I suppose this blog should come under the category ‘Travels’ since this morning I headed ‘Oop North’ to Yate in South Gloucestershire, the early stomping ground of author J.K Rowling. My destination was Yate Shopping Centre, which is described, somewhat accurately if you ask me, as a “covered outdoor shopping centre with high-street and independent stores, plus fast-food outlets.” The reason for the visit was to go to a branch of a well-known travel agent to see if they could book a holiday for me that I seemed incapable of doing myself. It didn’t go well.
We have not used a travel agent for as long as I can remember. We’ve booked a few package holidays in recent years but even then there was no need to go to an actual travel agent. I’ve had a very particular destination in mind for some time and it’s been impossible to book a holiday package of accommodation and flights. So, why not, I figured, ask a company which prides itself on expertise? However, it confirmed my earlier suspicions that a) staff did not know more than I did about booking holidays (the one I dealt with appeared to know less) and b) they do indeed use exactly the same computers and telephone numbers that Joe and Josephine Public use.
The location I wanted was available in a brochure but not on the company’s website and the shop assistant (the manager, actually) did what I would have done and telephoned them. The accommodation was not available but it was suggested we check out an alternative holiday in the brochure. I went along with that and was given a price for somewhere I didn’t want to go come in at a price so eye-watering that it was all I could do to bid an immediate farewell, muttering the words, “Sod that.” Instead, I wheeled out the old chestnut, “I’ll run that past my partner“, which is another way, albeit a more polite one,, of saying “Sod that“.
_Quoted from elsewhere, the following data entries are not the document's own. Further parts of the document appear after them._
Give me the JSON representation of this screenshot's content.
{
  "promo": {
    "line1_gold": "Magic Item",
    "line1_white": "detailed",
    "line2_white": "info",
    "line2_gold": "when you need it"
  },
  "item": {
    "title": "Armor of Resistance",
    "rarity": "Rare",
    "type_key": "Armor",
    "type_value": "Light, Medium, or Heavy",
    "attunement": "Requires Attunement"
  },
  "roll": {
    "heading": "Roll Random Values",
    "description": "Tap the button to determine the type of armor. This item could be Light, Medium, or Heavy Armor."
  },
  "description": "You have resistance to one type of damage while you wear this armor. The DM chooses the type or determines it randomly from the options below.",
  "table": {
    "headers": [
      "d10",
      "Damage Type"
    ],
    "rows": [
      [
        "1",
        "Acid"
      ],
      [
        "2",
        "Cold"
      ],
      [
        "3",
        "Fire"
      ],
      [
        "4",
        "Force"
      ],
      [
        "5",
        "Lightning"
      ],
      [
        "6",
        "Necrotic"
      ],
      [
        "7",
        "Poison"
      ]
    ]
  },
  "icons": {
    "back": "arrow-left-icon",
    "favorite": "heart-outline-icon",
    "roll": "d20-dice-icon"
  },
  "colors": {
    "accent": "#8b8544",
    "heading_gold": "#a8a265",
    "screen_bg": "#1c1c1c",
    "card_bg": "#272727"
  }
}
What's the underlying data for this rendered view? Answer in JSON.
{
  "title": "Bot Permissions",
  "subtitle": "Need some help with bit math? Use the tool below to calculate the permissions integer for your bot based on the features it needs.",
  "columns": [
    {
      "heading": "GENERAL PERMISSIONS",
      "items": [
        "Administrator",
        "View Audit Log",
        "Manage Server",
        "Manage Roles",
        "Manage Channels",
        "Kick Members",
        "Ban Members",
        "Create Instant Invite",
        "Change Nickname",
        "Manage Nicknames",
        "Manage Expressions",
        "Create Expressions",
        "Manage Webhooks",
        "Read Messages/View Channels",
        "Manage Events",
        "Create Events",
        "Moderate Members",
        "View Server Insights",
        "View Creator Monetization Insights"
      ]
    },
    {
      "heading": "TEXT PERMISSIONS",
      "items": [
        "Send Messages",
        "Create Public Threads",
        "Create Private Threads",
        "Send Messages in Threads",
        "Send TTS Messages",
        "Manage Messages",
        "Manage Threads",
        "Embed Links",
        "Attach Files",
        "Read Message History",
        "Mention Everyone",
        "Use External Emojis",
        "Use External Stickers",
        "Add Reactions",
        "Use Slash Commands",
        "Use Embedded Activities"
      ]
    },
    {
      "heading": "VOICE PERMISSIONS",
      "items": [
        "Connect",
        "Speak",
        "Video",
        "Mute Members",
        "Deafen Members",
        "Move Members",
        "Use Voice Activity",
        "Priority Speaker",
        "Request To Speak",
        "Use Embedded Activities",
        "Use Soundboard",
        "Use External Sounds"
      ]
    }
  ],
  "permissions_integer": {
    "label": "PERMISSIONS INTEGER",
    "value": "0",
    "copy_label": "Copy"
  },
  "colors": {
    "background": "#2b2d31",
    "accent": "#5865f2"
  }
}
When I got home, I decided to try to make a direct booking at the accommodation I preferred, booking my flights independently. Bugger me if my own efforts came up with a package that was over £1000 cheaper than the one suggested by the travel agent and it was all inclusive instead of the half board offered by the accommodation I didn’t want. I didn’t go on to book it because despite my investigative efforts finding a cheaper and probably better deal, it was still way over our planned budget.
I should say at this stage that I am not one of life’s great intellects, something you may have already worked out in reading this blog, but I can and do get a bit obsessive on certain subjects and the art of travel – I can hardly believe I just typed something that sounds so pretentious – is one of them. And having booked quite a variety of holidays ranging from weekend breaks to Transatlantic travel, I’ve become reasonably adept at the subject. As the shop assistant, who was very pleasant by the way, went about her business, I realised that I knew more about the individual details than she did. I had worked out connections, the airlines involved and the likely flight times in a nanosecond. So, this is a sort of specialisation in a brain that is rarely special about anything. If only my levels of expertise were in more important matters in education, work and life in general.
Bearing in mind the above, I can imagine vast swaths of the population do require and respect the services provided by a travel agent. We are not all spending far too much time following planes on their journeys across the world, often simultaneously watching them land on streaming airport websites and – it’s embarrassing to admit this – working out flight connections and other such technical matters for no other reason than I can and rather enjoy it. In other words, I suppose we are all experts in something, despite some areas being less useful than others.
I’m going back to the future, which is to say I’ve declared my return to the travel agent a time-consuming and time-wasting failure and I’m headed back to Cyberspace where, in truth, I can do all this holiday booking myself.
I’m back home now in the soft south, having survived my length trip to the frozen wastes of north South Gloucestershire. It seemed very pleasant to me and I was wondering why the brilliant Ms Rowling left Yate at all, until I realised she was only four at the time.